Il est vrai, car il faut se garder d’exagérer le mérite des sceptiques, que la psychologie moderne se refuse à admettre que les sens nous trompent. Confirmant ce qu’Aristote et Épicure avaient déjà dit, elle a établi que, prises en elles-mêmes et dégagées de tout ce que l’esprit y ajoute pour les interpréter, les données des sens ne sont jamais fausses. Mais elles ne sont pas vraies non plus ; car quelle signification ce mot pourrait-il avoir dès l’instant qu’on renonce à considérer les sensations comme des copies fidèles de la réalité ? La vérité, comme l’erreur, réside uniquement dans les combinaisons, dans les synthèses formées de plusieurs sensations. C’est ce que les sceptiques n’ont pas compris. Leurs analyses, sauf celle de Carnéade, qui s’est approché bien près de la vérité, sont incomplètes et superficielles.

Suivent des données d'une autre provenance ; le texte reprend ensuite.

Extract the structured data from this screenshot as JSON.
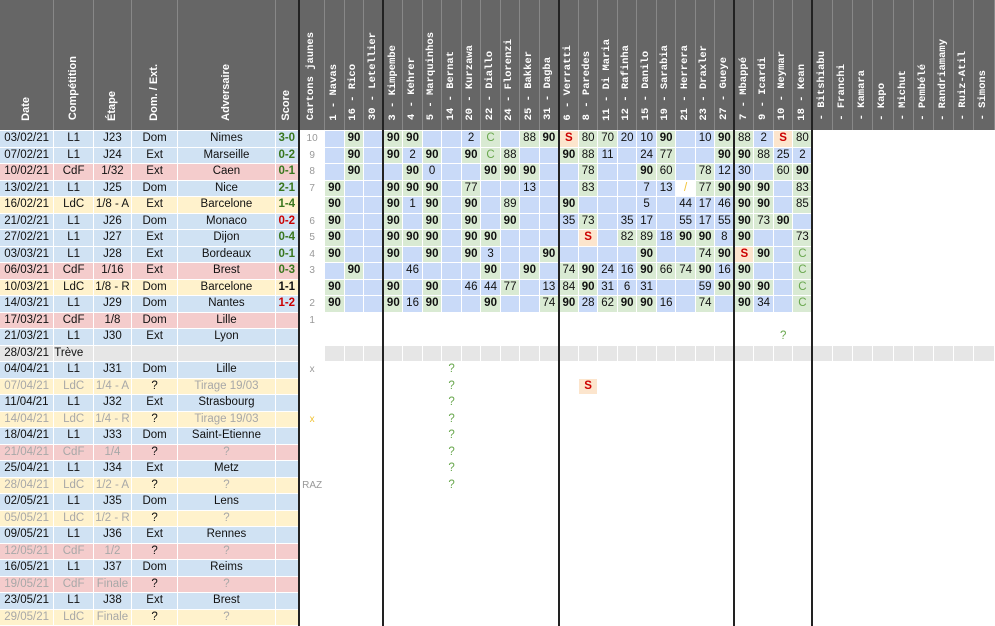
{
  "colors": {
    "header_bg": "#666666",
    "header_text": "#ffffff",
    "row_L1": "#d0e2f3",
    "row_CdF": "#f4cccc",
    "row_LdC": "#fff2cc",
    "row_break": "#e6e6e6",
    "dim_text": "#a8a8a8",
    "score_win": "#38761d",
    "score_loss": "#cc0000",
    "score_draw": "#111111",
    "cell_start": "#d9ead3",
    "cell_sub": "#fce5cd",
    "cell_susp": "#f4cccc",
    "cell_yellow": "#ffff00",
    "cell_blue": "#c9daf8",
    "cell_purple": "#d9d2e9",
    "text_green": "#6aa84f",
    "text_red": "#cc0000",
    "text_orange": "#f1c232",
    "text_muted": "#999999"
  },
  "headers": {
    "date": "Date",
    "competition": "Compétition",
    "stage": "Étape",
    "homeaway": "Dom. / Ext.",
    "opponent": "Adversaire",
    "score": "Score",
    "cards": "Cartons jaunes"
  },
  "players": [
    "1 - Navas",
    "16 - Rico",
    "30 - Letellier",
    "3 - Kimpembe",
    "4 - Kehrer",
    "5 - Marquinhos",
    "14 - Bernat",
    "20 - Kurzawa",
    "22 - Diallo",
    "24 - Florenzi",
    "25 - Bakker",
    "31 - Dagba",
    "6 - Verratti",
    "8 - Paredes",
    "11 - Di Maria",
    "12 - Rafinha",
    "15 - Danilo",
    "19 - Sarabia",
    "21 - Herrera",
    "23 - Draxler",
    "27 - Gueye",
    "7 - Mbappé",
    "9 - Icardi",
    "10 - Neymar",
    "18 - Kean",
    "- Bitshiabu",
    "- Franchi",
    "- Kamara",
    "- Kapo",
    "- Michut",
    "- Pembélé",
    "- Randriamamy",
    "- Ruiz-Atil",
    "- Simons"
  ],
  "matches": [
    {
      "date": "03/02/21",
      "comp": "L1",
      "stage": "J23",
      "ha": "Dom",
      "opp": "Nimes",
      "score": "3-0",
      "res": "W",
      "cards": "10",
      "cells": {
        "1": "90",
        "3": "90",
        "4": "90",
        "7": "2",
        "8": "C",
        "10": "88",
        "11": "90",
        "12": "S",
        "13": "80",
        "14": "70",
        "15": "20",
        "16": "10",
        "17": "90",
        "19": "10",
        "20": "90",
        "21": "88",
        "22": "2",
        "23": "S",
        "24": "80"
      }
    },
    {
      "date": "07/02/21",
      "comp": "L1",
      "stage": "J24",
      "ha": "Ext",
      "opp": "Marseille",
      "score": "0-2",
      "res": "W",
      "cards": "9",
      "cells": {
        "1": "90",
        "3": "90",
        "4": "2",
        "5": "90",
        "7": "90",
        "8": "C",
        "9": "88",
        "12": "90",
        "13": "88",
        "14": "11",
        "16": "24",
        "17": "77",
        "20": "90",
        "21": "90",
        "22": "88",
        "23": "25",
        "24": "2"
      }
    },
    {
      "date": "10/02/21",
      "comp": "CdF",
      "stage": "1/32",
      "ha": "Ext",
      "opp": "Caen",
      "score": "0-1",
      "res": "W",
      "cards": "8",
      "cells": {
        "1": "90",
        "4": "90",
        "5": "0",
        "8": "90",
        "9": "90",
        "10": "90",
        "13": "78",
        "16": "90",
        "17": "60",
        "19": "78",
        "20": "12",
        "21": "30",
        "23": "60",
        "24": "90"
      }
    },
    {
      "date": "13/02/21",
      "comp": "L1",
      "stage": "J25",
      "ha": "Dom",
      "opp": "Nice",
      "score": "2-1",
      "res": "W",
      "cards": "7",
      "cells": {
        "0": "90",
        "3": "90",
        "4": "90",
        "5": "90",
        "7": "77",
        "10": "13",
        "13": "83",
        "16": "7",
        "17": "13",
        "18": "/",
        "19": "77",
        "20": "90",
        "21": "90",
        "22": "90",
        "24": "83"
      }
    },
    {
      "date": "16/02/21",
      "comp": "LdC",
      "stage": "1/8 - A",
      "ha": "Ext",
      "opp": "Barcelone",
      "score": "1-4",
      "res": "W",
      "cards": "",
      "cells": {
        "0": "90",
        "3": "90",
        "4": "1",
        "5": "90",
        "7": "90",
        "9": "89",
        "12": "90",
        "16": "5",
        "18": "44",
        "19": "17",
        "20": "46",
        "21": "90",
        "22": "90",
        "24": "85"
      }
    },
    {
      "date": "21/02/21",
      "comp": "L1",
      "stage": "J26",
      "ha": "Dom",
      "opp": "Monaco",
      "score": "0-2",
      "res": "L",
      "cards": "6",
      "cells": {
        "0": "90",
        "3": "90",
        "5": "90",
        "7": "90",
        "9": "90",
        "12": "35",
        "13": "73",
        "15": "35",
        "16": "17",
        "18": "55",
        "19": "17",
        "20": "55",
        "21": "90",
        "22": "73",
        "23": "90"
      }
    },
    {
      "date": "27/02/21",
      "comp": "L1",
      "stage": "J27",
      "ha": "Ext",
      "opp": "Dijon",
      "score": "0-4",
      "res": "W",
      "cards": "5",
      "cells": {
        "0": "90",
        "3": "90",
        "4": "90",
        "5": "90",
        "7": "90",
        "8": "90",
        "13": "S",
        "15": "82",
        "16": "89",
        "17": "18",
        "18": "90",
        "19": "90",
        "20": "8",
        "21": "90",
        "24": "73"
      }
    },
    {
      "date": "03/03/21",
      "comp": "L1",
      "stage": "J28",
      "ha": "Ext",
      "opp": "Bordeaux",
      "score": "0-1",
      "res": "W",
      "cards": "4",
      "cells": {
        "0": "90",
        "3": "90",
        "5": "90",
        "7": "90",
        "8": "3",
        "11": "90",
        "16": "90",
        "19": "74",
        "20": "90",
        "21": "S",
        "22": "90",
        "24": "C"
      }
    },
    {
      "date": "06/03/21",
      "comp": "CdF",
      "stage": "1/16",
      "ha": "Ext",
      "opp": "Brest",
      "score": "0-3",
      "res": "W",
      "cards": "3",
      "cells": {
        "1": "90",
        "4": "46",
        "8": "90",
        "10": "90",
        "12": "74",
        "13": "90",
        "14": "24",
        "15": "16",
        "16": "90",
        "17": "66",
        "18": "74",
        "19": "90",
        "20": "16",
        "21": "90",
        "24": "C"
      }
    },
    {
      "date": "10/03/21",
      "comp": "LdC",
      "stage": "1/8 - R",
      "ha": "Dom",
      "opp": "Barcelone",
      "score": "1-1",
      "res": "D",
      "cards": "",
      "cells": {
        "0": "90",
        "3": "90",
        "5": "90",
        "7": "46",
        "8": "44",
        "9": "77",
        "11": "13",
        "12": "84",
        "13": "90",
        "14": "31",
        "15": "6",
        "16": "31",
        "19": "59",
        "20": "90",
        "21": "90",
        "22": "90",
        "24": "C"
      }
    },
    {
      "date": "14/03/21",
      "comp": "L1",
      "stage": "J29",
      "ha": "Dom",
      "opp": "Nantes",
      "score": "1-2",
      "res": "L",
      "cards": "2",
      "cells": {
        "0": "90",
        "3": "90",
        "4": "16",
        "5": "90",
        "8": "90",
        "11": "74",
        "12": "90",
        "13": "28",
        "14": "62",
        "15": "90",
        "16": "90",
        "17": "16",
        "19": "74",
        "21": "90",
        "22": "34",
        "24": "C"
      }
    },
    {
      "date": "17/03/21",
      "comp": "CdF",
      "stage": "1/8",
      "ha": "Dom",
      "opp": "Lille",
      "score": "",
      "res": "",
      "cards": "1",
      "cells": {}
    },
    {
      "date": "21/03/21",
      "comp": "L1",
      "stage": "J30",
      "ha": "Ext",
      "opp": "Lyon",
      "score": "",
      "res": "",
      "cards": "",
      "cells": {
        "23": "?"
      }
    },
    {
      "date": "28/03/21",
      "comp": "Trève",
      "stage": "",
      "ha": "",
      "opp": "",
      "score": "",
      "res": "",
      "cards": "",
      "cells": {}
    },
    {
      "date": "04/04/21",
      "comp": "L1",
      "stage": "J31",
      "ha": "Dom",
      "opp": "Lille",
      "score": "",
      "res": "",
      "cards": "x",
      "cells": {
        "6": "?"
      }
    },
    {
      "date": "07/04/21",
      "comp": "LdC",
      "stage": "1/4 - A",
      "ha": "?",
      "opp": "Tirage 19/03",
      "score": "",
      "res": "",
      "cards": "",
      "cells": {
        "6": "?",
        "13": "S"
      }
    },
    {
      "date": "11/04/21",
      "comp": "L1",
      "stage": "J32",
      "ha": "Ext",
      "opp": "Strasbourg",
      "score": "",
      "res": "",
      "cards": "",
      "cells": {
        "6": "?"
      }
    },
    {
      "date": "14/04/21",
      "comp": "LdC",
      "stage": "1/4 - R",
      "ha": "?",
      "opp": "Tirage 19/03",
      "score": "",
      "res": "",
      "cards": "x",
      "cells": {
        "6": "?"
      }
    },
    {
      "date": "18/04/21",
      "comp": "L1",
      "stage": "J33",
      "ha": "Dom",
      "opp": "Saint-Etienne",
      "score": "",
      "res": "",
      "cards": "",
      "cells": {
        "6": "?"
      }
    },
    {
      "date": "21/04/21",
      "comp": "CdF",
      "stage": "1/4",
      "ha": "?",
      "opp": "?",
      "score": "",
      "res": "",
      "cards": "",
      "cells": {
        "6": "?"
      }
    },
    {
      "date": "25/04/21",
      "comp": "L1",
      "stage": "J34",
      "ha": "Ext",
      "opp": "Metz",
      "score": "",
      "res": "",
      "cards": "",
      "cells": {
        "6": "?"
      }
    },
    {
      "date": "28/04/21",
      "comp": "LdC",
      "stage": "1/2 - A",
      "ha": "?",
      "opp": "?",
      "score": "",
      "res": "",
      "cards": "RAZ",
      "cells": {
        "6": "?"
      }
    },
    {
      "date": "02/05/21",
      "comp": "L1",
      "stage": "J35",
      "ha": "Dom",
      "opp": "Lens",
      "score": "",
      "res": "",
      "cards": "",
      "cells": {}
    },
    {
      "date": "05/05/21",
      "comp": "LdC",
      "stage": "1/2 - R",
      "ha": "?",
      "opp": "?",
      "score": "",
      "res": "",
      "cards": "",
      "cells": {}
    },
    {
      "date": "09/05/21",
      "comp": "L1",
      "stage": "J36",
      "ha": "Ext",
      "opp": "Rennes",
      "score": "",
      "res": "",
      "cards": "",
      "cells": {}
    },
    {
      "date": "12/05/21",
      "comp": "CdF",
      "stage": "1/2",
      "ha": "?",
      "opp": "?",
      "score": "",
      "res": "",
      "cards": "",
      "cells": {}
    },
    {
      "date": "16/05/21",
      "comp": "L1",
      "stage": "J37",
      "ha": "Dom",
      "opp": "Reims",
      "score": "",
      "res": "",
      "cards": "",
      "cells": {}
    },
    {
      "date": "19/05/21",
      "comp": "CdF",
      "stage": "Finale",
      "ha": "?",
      "opp": "?",
      "score": "",
      "res": "",
      "cards": "",
      "cells": {}
    },
    {
      "date": "23/05/21",
      "comp": "L1",
      "stage": "J38",
      "ha": "Ext",
      "opp": "Brest",
      "score": "",
      "res": "",
      "cards": "",
      "cells": {}
    },
    {
      "date": "29/05/21",
      "comp": "LdC",
      "stage": "Finale",
      "ha": "?",
      "opp": "?",
      "score": "",
      "res": "",
      "cards": "",
      "cells": {}
    }
  ]
}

Mais, pour les juger équitablement, il faut se souvenir de la thèse qu’ils voulaient combattre. Que croyait le sens commun, et avec lui la plupart des philosophes ? Que les sens, soit toujours, soit en certains cas, nous représentent exactement les choses telles qu’elles sont. C’était notamment la thèse des stoïciens. Les sceptiques étaient certainement dans le vrai en leur prouvant qu’ils se trompaient.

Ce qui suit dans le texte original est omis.